Out of the new rules that will take effect during the 2023 Major League Baseball season, arguably the most welcome is the ban on defensive shifts.

Though, to be sure, it depends on who you ask.

The new regulations will require teams to have all four infielders within the outer boundary of the infield, with at least two on either side of second base. This outlaws four-man outfields and, crucially, the typical shift on left-handed batters that came to be used more than half the time between 2020 and 2022. Heck, even shifts on right-handed batters were 16 times more frequent last year than they were in 2015.

As far as which players do and don't figure to benefit from these changes, we've compiled a list of guys who are worth talking about at some length. And just to clarify right off the bat, they're not all lefty hitters with heavy pull tendencies.
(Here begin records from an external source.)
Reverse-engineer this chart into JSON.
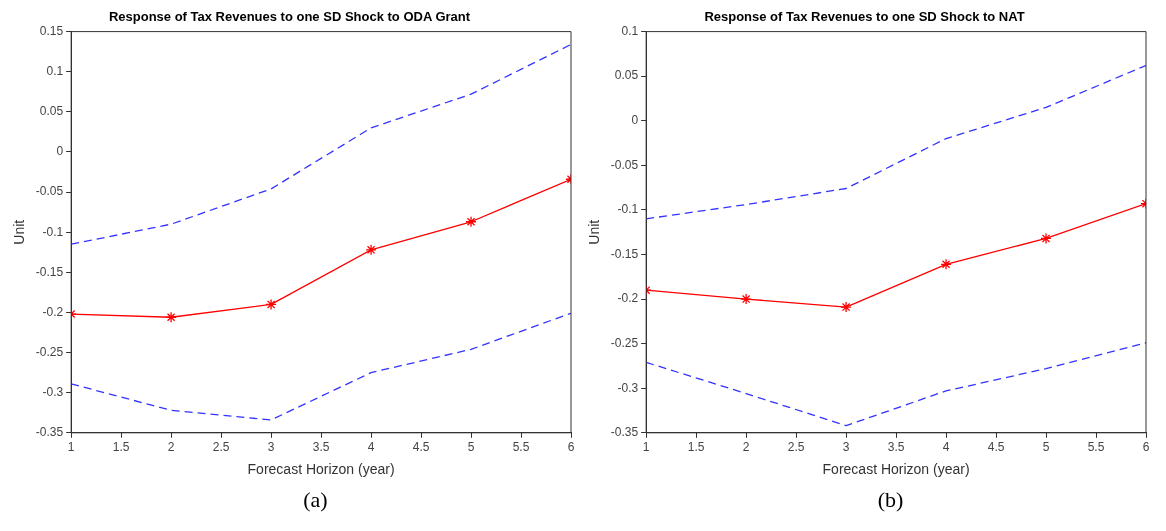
{
  "chart_data": [
    {
      "type": "line",
      "title": "Response of Tax Revenues to one SD Shock to ODA Grant",
      "xlabel": "Forecast Horizon (year)",
      "ylabel": "Unit",
      "annotations": [
        "(a)"
      ],
      "x": [
        1,
        2,
        3,
        4,
        5,
        6
      ],
      "series": [
        {
          "color": "#3333ff",
          "line_style": "dashed",
          "marker": "none",
          "values": [
            -0.115,
            -0.09,
            -0.046,
            0.03,
            0.072,
            0.134
          ]
        },
        {
          "color": "#ff0000",
          "line_style": "solid",
          "marker": "cross",
          "values": [
            -0.202,
            -0.206,
            -0.19,
            -0.122,
            -0.087,
            -0.034
          ]
        },
        {
          "color": "#3333ff",
          "line_style": "dashed",
          "marker": "none",
          "values": [
            -0.289,
            -0.322,
            -0.334,
            -0.275,
            -0.246,
            -0.201
          ]
        }
      ],
      "xlim": [
        1,
        6
      ],
      "xticks": [
        1,
        1.5,
        2,
        2.5,
        3,
        3.5,
        4,
        4.5,
        5,
        5.5,
        6
      ],
      "ylim": [
        -0.35,
        0.15
      ],
      "yticks": [
        -0.35,
        -0.3,
        -0.25,
        -0.2,
        -0.15,
        -0.1,
        -0.05,
        0,
        0.05,
        0.1,
        0.15
      ]
    },
    {
      "type": "line",
      "title": "Response of Tax Revenues to one SD Shock to NAT",
      "xlabel": "Forecast Horizon (year)",
      "ylabel": "Unit",
      "annotations": [
        "(b)"
      ],
      "x": [
        1,
        2,
        3,
        4,
        5,
        6
      ],
      "series": [
        {
          "color": "#3333ff",
          "line_style": "dashed",
          "marker": "none",
          "values": [
            -0.11,
            -0.094,
            -0.076,
            -0.02,
            0.015,
            0.062
          ]
        },
        {
          "color": "#ff0000",
          "line_style": "solid",
          "marker": "cross",
          "values": [
            -0.19,
            -0.2,
            -0.209,
            -0.161,
            -0.132,
            -0.093
          ]
        },
        {
          "color": "#3333ff",
          "line_style": "dashed",
          "marker": "none",
          "values": [
            -0.271,
            -0.306,
            -0.342,
            -0.303,
            -0.278,
            -0.249
          ]
        }
      ],
      "xlim": [
        1,
        6
      ],
      "xticks": [
        1,
        1.5,
        2,
        2.5,
        3,
        3.5,
        4,
        4.5,
        5,
        5.5,
        6
      ],
      "ylim": [
        -0.35,
        0.1
      ],
      "yticks": [
        -0.35,
        -0.3,
        -0.25,
        -0.2,
        -0.15,
        -0.1,
        -0.05,
        0,
        0.05,
        0.1
      ]
    }
  ]
}
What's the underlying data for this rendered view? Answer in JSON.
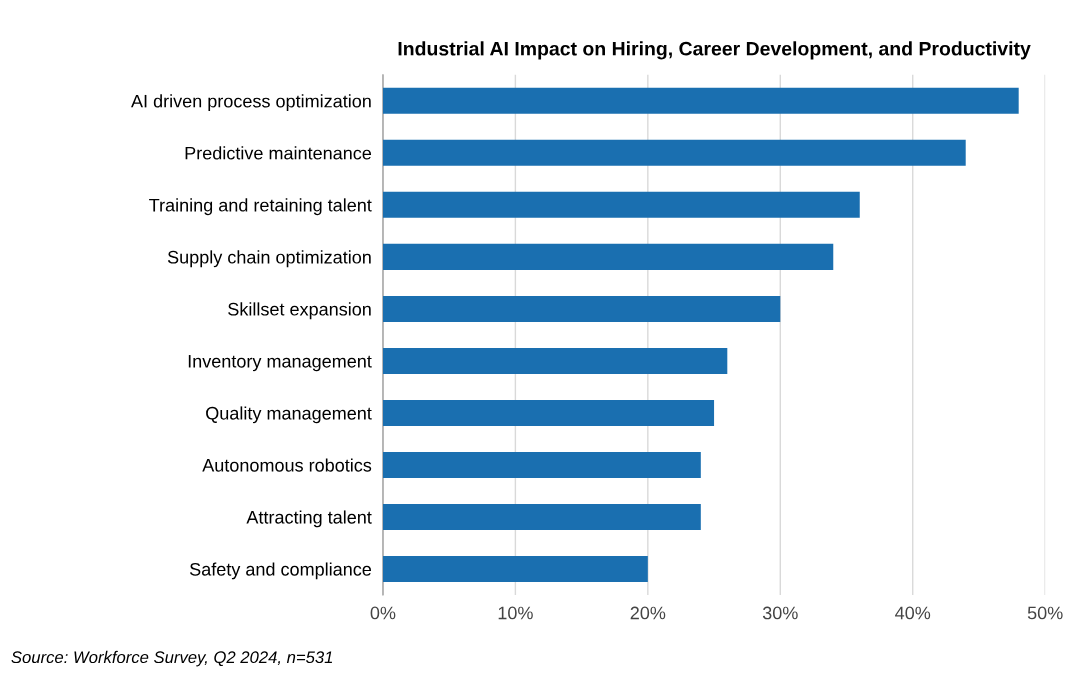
{
  "chart_data": {
    "type": "bar",
    "orientation": "horizontal",
    "title": "Industrial AI Impact on Hiring, Career Development, and Productivity",
    "categories": [
      "AI driven process optimization",
      "Predictive maintenance",
      "Training and retaining talent",
      "Supply chain optimization",
      "Skillset expansion",
      "Inventory management",
      "Quality management",
      "Autonomous robotics",
      "Attracting talent",
      "Safety and compliance"
    ],
    "values": [
      48,
      44,
      36,
      34,
      30,
      26,
      25,
      24,
      24,
      20
    ],
    "color": "#1a6fb0",
    "xlim": [
      0,
      50
    ],
    "xticks": [
      {
        "value": 0,
        "label": "0%"
      },
      {
        "value": 10,
        "label": "10%"
      },
      {
        "value": 20,
        "label": "20%"
      },
      {
        "value": 30,
        "label": "30%"
      },
      {
        "value": 40,
        "label": "40%"
      },
      {
        "value": 50,
        "label": "50%"
      }
    ],
    "grid": "x",
    "annotations": [
      "Source: Workforce Survey, Q2 2024, n=531"
    ]
  }
}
Those are obviously a big part of the discussion, but we sought to honor the nuance of the situation through variety.

For instance, we want to start off by talking about a handful of prominent pitchers.

 

RHP Sandy Alcantara, Miami Marlins

More so than in 2022, Marlins infielders are going to have to work harder for outs when playing behind reigning National League Cy Young Award winner Sandy Alcantara in 2023.
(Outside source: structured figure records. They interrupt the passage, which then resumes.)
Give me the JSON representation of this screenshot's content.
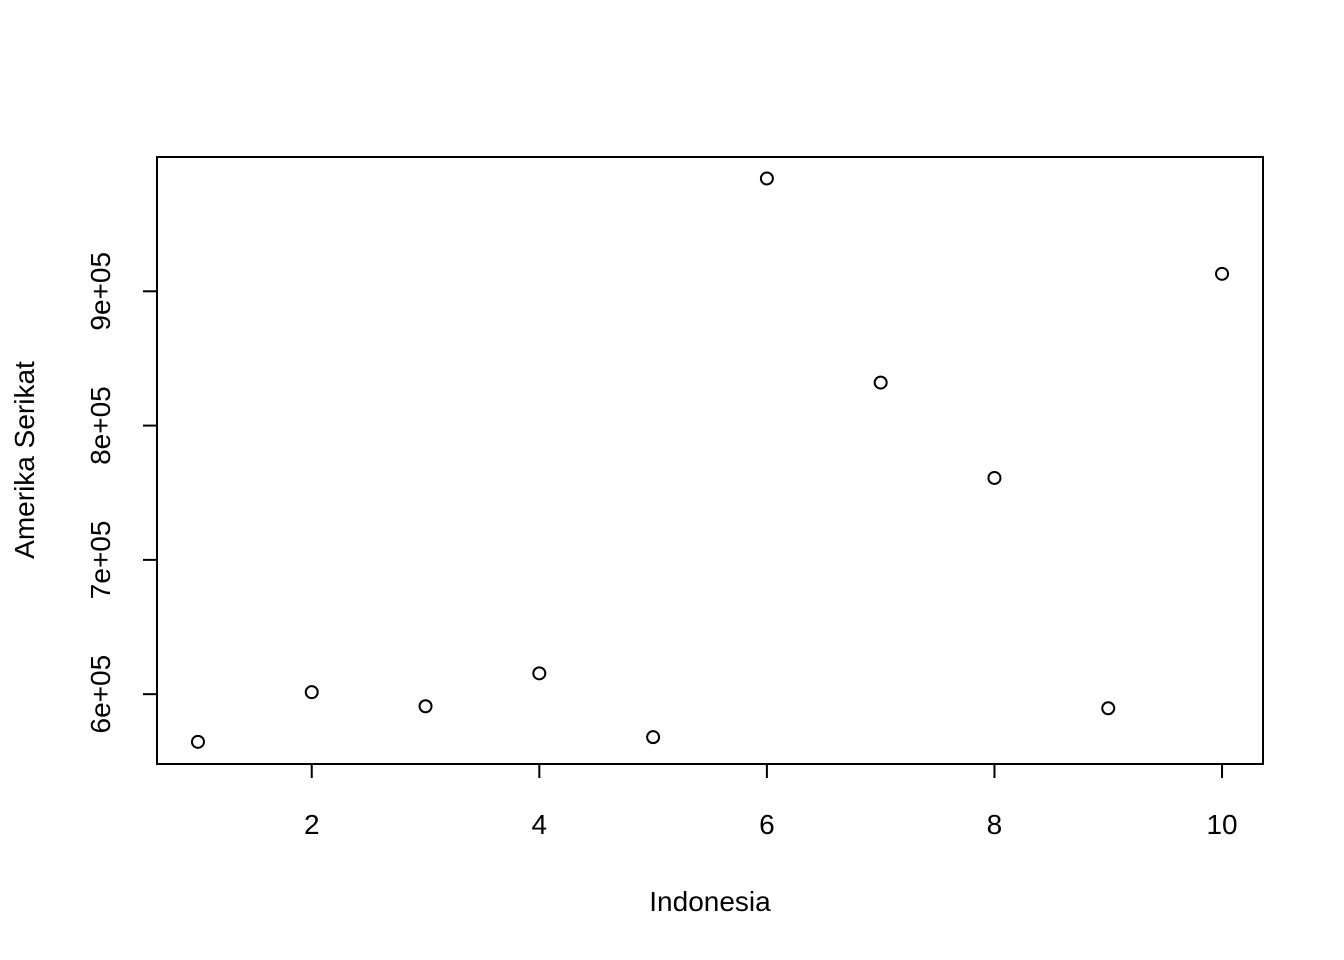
{
  "chart_data": {
    "type": "scatter",
    "xlabel": "Indonesia",
    "ylabel": "Amerika Serikat",
    "xlim": [
      0.64,
      10.36
    ],
    "ylim": [
      548000,
      1000000
    ],
    "x_ticks": [
      2,
      4,
      6,
      8,
      10
    ],
    "y_ticks": [
      600000,
      700000,
      800000,
      900000
    ],
    "x_tick_labels": [
      "2",
      "4",
      "6",
      "8",
      "10"
    ],
    "y_tick_labels": [
      "6e+05",
      "7e+05",
      "8e+05",
      "9e+05"
    ],
    "grid": false,
    "legend": "none",
    "marker": "open-circle",
    "x": [
      1,
      2,
      3,
      4,
      5,
      6,
      7,
      8,
      9,
      10
    ],
    "y": [
      564500,
      601500,
      591000,
      615500,
      568000,
      984000,
      832000,
      761000,
      589500,
      913000
    ]
  }
}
At 44.0 percent, the Marlins ranked sixth in the rate at which they shifted their infielders in 2022. They also ranked fifth with 330 outs made by shortstops and second basemen in shifted formations, and Alcantara was the primary beneficiary in leading MLB in such outs.
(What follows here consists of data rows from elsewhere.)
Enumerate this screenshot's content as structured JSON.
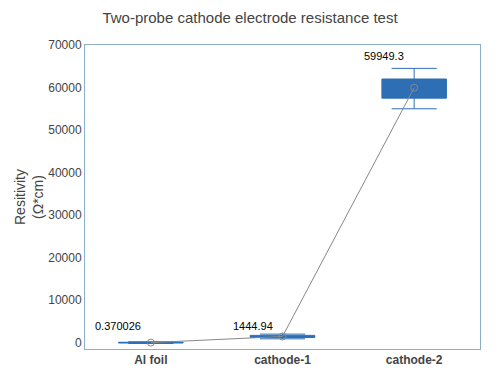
{
  "chart_data": {
    "type": "box",
    "title": "Two-probe cathode electrode resistance test",
    "ylabel": "Resitivity\n(Ω*cm)",
    "categories": [
      "Al foil",
      "cathode-1",
      "cathode-2"
    ],
    "series": [
      {
        "type": "box",
        "color": "#2d6eb5",
        "q1": [
          -80,
          1200,
          57500
        ],
        "median": [
          0.37,
          1444.94,
          59949.3
        ],
        "q3": [
          80,
          1700,
          62000
        ],
        "whisker_low": [
          -200,
          900,
          55000
        ],
        "whisker_high": [
          200,
          2000,
          64500
        ]
      },
      {
        "type": "line",
        "color": "#888888",
        "marker": "circle",
        "values": [
          0.37,
          1444.94,
          59949.3
        ]
      }
    ],
    "annotations": [
      {
        "text": "0.370026",
        "x": "Al foil",
        "y": 3800
      },
      {
        "text": "1444.94",
        "x": "cathode-1",
        "y": 3800
      },
      {
        "text": "59949.3",
        "x": "cathode-2",
        "y": 67500
      }
    ],
    "ylim": [
      -1500,
      70000
    ],
    "yticks": [
      0,
      10000,
      20000,
      30000,
      40000,
      50000,
      60000,
      70000
    ],
    "grid": false
  }
}
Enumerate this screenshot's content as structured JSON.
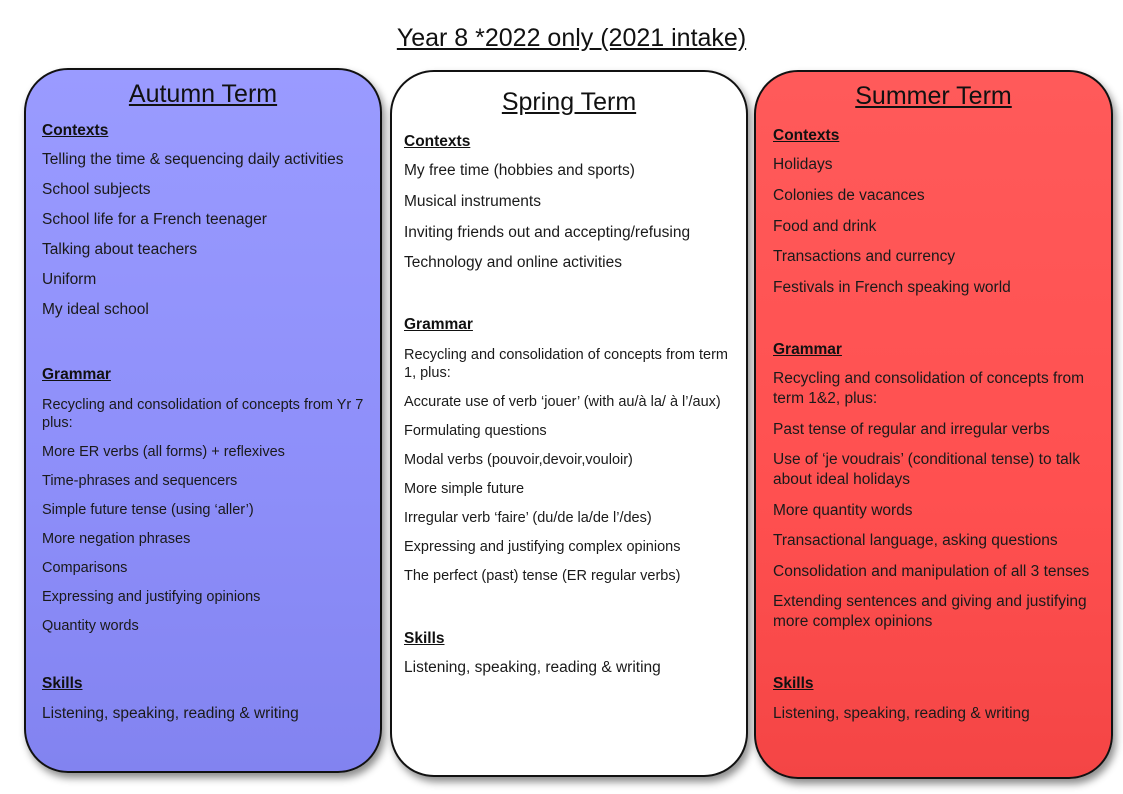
{
  "page_title": "Year 8 *2022 only (2021 intake)",
  "autumn": {
    "title": "Autumn Term",
    "contexts_heading": "Contexts",
    "contexts": [
      "Telling the time & sequencing daily activities",
      "School subjects",
      "School life for a French teenager",
      "Talking about teachers",
      "Uniform",
      "My ideal school"
    ],
    "grammar_heading": "Grammar",
    "grammar": [
      "Recycling and consolidation of concepts from Yr 7 plus:",
      "More ER verbs (all forms) + reflexives",
      "Time-phrases and sequencers",
      "Simple future tense (using ‘aller’)",
      "More negation phrases",
      "Comparisons",
      "Expressing and justifying opinions",
      "Quantity words"
    ],
    "skills_heading": "Skills",
    "skills": [
      "Listening, speaking, reading & writing"
    ]
  },
  "spring": {
    "title": "Spring Term",
    "contexts_heading": "Contexts",
    "contexts": [
      "My free time (hobbies and sports)",
      "Musical instruments",
      "Inviting friends out and accepting/refusing",
      "Technology and online activities"
    ],
    "grammar_heading": "Grammar",
    "grammar": [
      "Recycling and consolidation of concepts from term 1, plus:",
      "Accurate use of verb ‘jouer’ (with au/à la/ à l’/aux)",
      "Formulating questions",
      "Modal verbs (pouvoir,devoir,vouloir)",
      "More simple future",
      "Irregular verb ‘faire’ (du/de la/de l’/des)",
      "Expressing and justifying complex opinions",
      "The perfect (past) tense (ER regular verbs)"
    ],
    "skills_heading": "Skills",
    "skills": [
      "Listening, speaking, reading & writing"
    ]
  },
  "summer": {
    "title": "Summer Term",
    "contexts_heading": "Contexts",
    "contexts": [
      "Holidays",
      "Colonies de vacances",
      "Food and drink",
      "Transactions and currency",
      "Festivals in French speaking world"
    ],
    "grammar_heading": "Grammar",
    "grammar": [
      "Recycling and consolidation of concepts from term 1&2, plus:",
      "Past tense of regular and irregular verbs",
      "Use of ‘je voudrais’ (conditional tense) to talk about ideal holidays",
      "More quantity words",
      "Transactional language, asking questions",
      "Consolidation and manipulation of all 3 tenses",
      "Extending sentences and giving and justifying more complex opinions"
    ],
    "skills_heading": "Skills",
    "skills": [
      "Listening, speaking, reading & writing"
    ]
  },
  "colors": {
    "autumn_fill": "#8d8ef9",
    "spring_fill": "#ffffff",
    "summer_fill": "#ff5050"
  }
}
It should go without saying that there was good fortune involved there, but it's worth pointing out examples anyway: this hard liner up the middle, this soft liner up the middle and this hard grounder into what might have been a hole between first and second without the shift.

And yet Alcantara almost certainly isn't due for a fall from grace even though he won't be able to rely on the shift for as many outs this season.

A major reason why he got the most outs from shifted middle infielders in 2022 was that he worked a lot, facing 886 batters and pitching 228.2 innings. He also wasn't so much lucky as really good at inducing contact on the ground. As long as he keeps both things up, he won't necessarily need precision positioning to lead MLB in groundouts for a second year in a row.

 

RHP Tony Gonsolin and LHP Clayton Kershaw, Los Angeles Dodgers

It's really all incumbent Dodgers pitchers who are in for a system shock without the shift. The team shifted its infielders a league-high 53.1 percent last season, meaning Dodgers hurlers pitched in front of altered defenses more often than not in 2022.

Yet as high as that figure is, it's actually on the low side relative to the standards for Tony Gonsolin and Clayton Kershaw.

Last year saw the Dodgers employ defensive shifts behind Gonsolin and Kershaw 66.7 and 65.4 percent of the time, respectively. Those were the highest such marks among all hurlers who chucked at least 1,500 pitches, and by a good bit of distance over the 60.5 percent clip that put Toronto Blue Jays right-hander José Berríos in the third spot.

To be sure, the Dodgers' addition of defensive-wiz shortstop Miguel Rojas will help both pitchers. And just as Alcántara and López aren't necessarily in the same boat with their post-shift concerns, the same holds true of Gonsolin and Kershaw.

Whereas opposing teams stacked left-handed batters against the right-handed Gonsolin, they naturally didn't do so against the lefty-throwing Kershaw. As exemplified here, here and here, the former will thus have to get used to the kind of hits that the typical shift on lefties was meant to prevent.